NDフィルターとは、カメラのレンズ前に装着して光量を均一に減らす減光フィルターで、明るい場所でのスローシャッターや開放絞り撮影を可能にします。

NDフィルター(Neutral Density Filter)とは、特定の波長だけでなく可視光全体を均一に減光するフィルターです。「ND」は「中性濃度(Neutral Density)」を意味し、色合いを変えることなく単純に光の量だけを減らすことが特徴です。

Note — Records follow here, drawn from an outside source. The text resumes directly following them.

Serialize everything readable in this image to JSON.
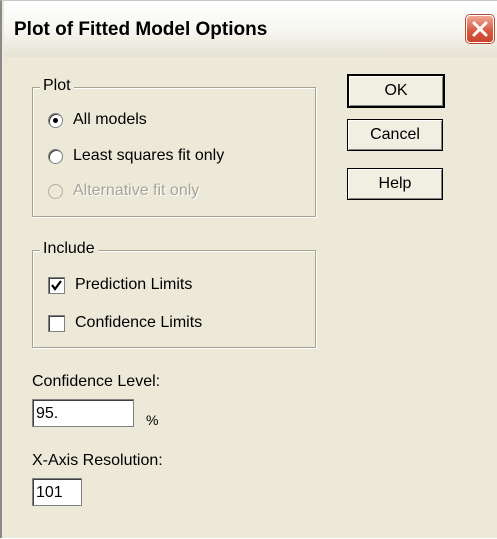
{
  "dialog": {
    "title": "Plot of Fitted Model Options"
  },
  "plot_group": {
    "legend": "Plot",
    "options": [
      {
        "label": "All models",
        "selected": true,
        "enabled": true
      },
      {
        "label": "Least squares fit only",
        "selected": false,
        "enabled": true
      },
      {
        "label": "Alternative fit only",
        "selected": false,
        "enabled": false
      }
    ]
  },
  "include_group": {
    "legend": "Include",
    "checks": [
      {
        "label": "Prediction Limits",
        "checked": true
      },
      {
        "label": "Confidence Limits",
        "checked": false
      }
    ]
  },
  "buttons": {
    "ok": "OK",
    "cancel": "Cancel",
    "help": "Help"
  },
  "confidence": {
    "label": "Confidence Level:",
    "value": "95.",
    "unit": "%"
  },
  "resolution": {
    "label": "X-Axis Resolution:",
    "value": "101"
  },
  "colors": {
    "titlebar": "#f6f5ef",
    "dialog_bg": "#ece9d8",
    "close_btn": "#d8553c"
  }
}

NDフィルターの濃度は「ND2」「ND4」「ND8」「ND64」「ND1000」などの数値で示され、この数値が光の透過率の逆数に相当します。たとえばND2は光量を1/2に、ND1000は光量を約1/1000(約10段分)に減らします。

NDフィルターが活躍する主な場面は以下の通りです。

  • スローシャッター撮影:滝・川・海など水の流れをシルキーに流す長時間露光、昼間の光跡撮影
  • 開放絞りの維持:明るい屋外でも絞りを開放(低F値)にして被写界深度を浅くし、ボケを得たいとき
  • 動画撮影:映像に適切なモーションブラーを与える「180度シャッタールール」を守るために光量調節が必要なとき

NDフィルターには固定濃度タイプのほか、2枚の偏光板を回転させることで濃度を無段階に調整できる「可変NDフィルター」もあります。可変NDフィルターは利便性が高い反面、色かぶりやムラが生じやすいという特性があります。レンズ径に合わせてフィルター径を選ぶことが購入時の重要なポイントです。

使い方・例文

昼間の明るい渓流で「絹のような水の流れ」を表現するために、ND1000フィルターを装着して数秒〜数十秒の長時間露光を行うのがNDフィルターの代表的な使い方です。